Les ministres de l’Intérieur de cinq pays de l’UE sont réunis lundi à Malte pour s’entendre sur une répartition automatique des migrants, un mécanisme réclamé par l’Italie pour mettre fin aux négociations au cas par cas à chaque sauvetage opéré en Méditerranée.
Réunis pour une journée, les ministres de l’Intérieur allemand, français, italien, finlandais (en tant que président tournant de l’UE) et maltais doivent élaborer un dispositif qui permettra aux pays européens volontaires de se répartir de façon systématique les personnes secourues en mer.

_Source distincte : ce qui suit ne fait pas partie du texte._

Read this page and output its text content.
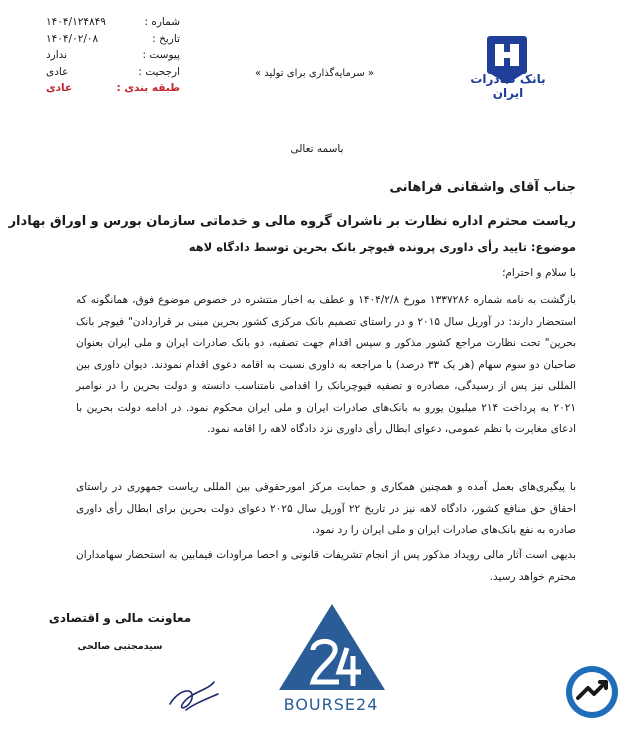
شماره :
۱۴۰۴/۱۲۴۸۴۹
تاریخ :
۱۴۰۴/۰۲/۰۸
پیوست :
ندارد
ارجحیت :
عادی
طبقه بندی :
عادی
« سرمایه‌گذاری برای تولید »	بانک صادرات ایران
باسمه تعالی
جناب آقای واشقانی فراهانی
ریاست محترم اداره نظارت بر ناشران گروه مالی و خدماتی سازمان بورس و اوراق بهادار
موضوع: تایید رأی داوری پرونده فیوچر بانک بحرین توسط دادگاه لاهه
با سلام و احترام؛
بازگشت به نامه شماره ۱۳۳۷۲۸۶ مورخ ۱۴۰۴/۲/۸ و عطف به اخبار منتشره در خصوص موضوع فوق، همانگونه که استحضار دارند: در آوریل سال ۲۰۱۵ و در راستای تصمیم بانک مرکزی کشور بحرین مبنی بر قراردادن" فیوچر بانک بحرین" تحت نظارت مراجع کشور مذکور و سپس اقدام جهت تصفیه، دو بانک صادرات ایران و ملی ایران بعنوان صاحبان دو سوم سهام (هر یک ۳۳ درصد) با مراجعه به داوری نسبت به اقامه دعوی اقدام نمودند. دیوان داوری بین المللی نیز پس از رسیدگی، مصادره و تصفیه فیوچربانک را اقدامی نامتناسب دانسته و دولت بحرین را در نوامبر ۲۰۲۱ به پرداخت ۲۱۴ میلیون یورو به بانک‌های صادرات ایران و ملی ایران محکوم نمود. در ادامه دولت بحرین با ادعای مغایرت با نظم عمومی، دعوای ابطال رأی داوری نزد دادگاه لاهه را اقامه نمود.
با پیگیری‌های بعمل آمده و همچنین همکاری و حمایت مرکز امورحقوقی بین المللی ریاست جمهوری در راستای احقاق حق منافع کشور، دادگاه لاهه نیز در تاریخ ۲۲ آوریل سال ۲۰۲۵ دعوای دولت بحرین برای ابطال رأی داوری صادره به نفع بانک‌های صادرات ایران و ملی ایران را رد نمود.
بدیهی است آثار مالی رویداد مذکور پس از انجام تشریفات قانونی و احصا مراودات فیمابین به استحضار سهامداران محترم خواهد رسید.
معاونت مالی و اقتصادی
سیدمجتبی صالحی
BOURSE24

Une conférence de presse commune est prévue à 16H00 (14H00 GMT).
« L’Europe doit être mieux préparée et se tenir en première ligne avec des pays comme l’Italie, la Grèce, Malte, l’Espagne et Chypre », a déclaré devant la presse le commissaire européen en charge de l’immigration, Dimitris Avramopoulos, qui participe à la réunion.
« Aujourd’hui, nous allons nous concentrer sur la situation dans cette partie de la Méditerranée », (la Méditerranée centrale), mais nous ne devons pas nier qu’il existe des situations similaires dans d’autres parties de la mer méditerranéenne », a ajouté le commissaire.
Ardemment réclamé par l’Italie, qui accuse ses partenaires de ne pas l’avoir soutenue face à l’afflux de migrants, le mécanisme de répartition se veut temporaire dans l’attente d’une renégociation du règlement de Dublin, qui confie aujourd’hui le traitement des demandes d’asile au pays d’arrivée.
Soutenu par plusieurs pays, à commencer par Paris et Berlin et coordonné par la Commission européenne, le nouveau système doit « garantir à l’Italie ou à Malte une organisation plus solidaire et efficace », a déclaré le président français Emmanuel Macron, lors d’un déplacement à Rome mercredi.
Paris et Rome défendront désormais au sein de l’UE « une position commune pour que tous les pays participent d’une façon ou d’une autre » à l’accueil, « ou bien soient pénalisés financièrement », selon M. Macron.
Pour le Premier ministre italien, Giuseppe Conte, il faut « sortir le thème de l’immigration de la propagande anti-europénne ».
Avec l’arrivée du nouveau gouvernement formé par le Parti démocrate (gauche) et le Mouvement 5 Etoiles (antisystème), l’Italie a assoupli sa politique migratoire après une série de mesures anti-migrants prises par l’ancien ministre de l’Intérieur, le souverainiste Matteo Salvini.
Rome a en particulier rouvert ses ports aux navires de sauvetage en mer. Dimanche soir, l’Italie a autorisé le navire humanitaire Ocean Viking à débarquer à Messine, en Sicile, 182 migrants secourus en mer.
Les ONG SOS Mediterranée et Médecins Sans Frontières qui opèrent l’Ocean Viking ont salué cette décision mais ont jugé « urgent qu’un accord européen soit trouvé », trouvant « inacceptable que des personnes ayant survécu à une traversée très dangereuse soient bloqués pendant des jours voire des semaines avant qu’on ne leur trouve un port sûr ».
Quel « port sûr » ?
Lors d’une réunion informelle en juin à Paris, une quinzaine de pays avaient donné leur accord à la création d’un « mécanisme de solidarité européen ». Huit pays sont prêts à y prendre part « de manière active »: France, Allemagne, Portugal, Luxembourg, Finlande, Lituanie, Croatie, Irlande.
Le Premier ministre hongrois, le nationaliste Viktor Orban a rejeté ce mécanisme de répartition samedi lors d’une visite à Rome.
Seuls les pays volontaires intègreront le nouveau système, qui ne concernera que les migrants arrivant par la mer. Mais des interrogations subsistent.
Qui fera la sélection entre les éligibles au droit d’asile et les migrants dits « économiques » qui n’ont pas vocation à rester en Europe ? Le pays d’arrivée à terre comme le souhaite la France, ou le pays de destination ?
Autre point à éclaircir: la notion de port sûr « le plus proche », prévue par le droit maritime international. L’Italie plaide pour une « rotation » des ports d’accueil, en incluant Marseille par exemple, pour soulager les pays du sud de l’Europe, mais la France se montre réticente.
Selon Matteo Villa, chercheur à l’Institut pour les études de politique internationale de Milan (ISPI), un accord qui ne concernerait que les migrants secourus en Méditerranée centrale « serait perçu comme inéquitable » par les pays d’arrivée se trouvant sur les deux autres routes, de Méditerranée occidentale (Espagne) et orientale (Grèce).
Depuis le début de l’année, seuls 13% des 67.000 migrants irréguliers arrivés en Europe ont débarqué en Italie ou à Malte, contre 57% en Grèce et 29% en Espagne.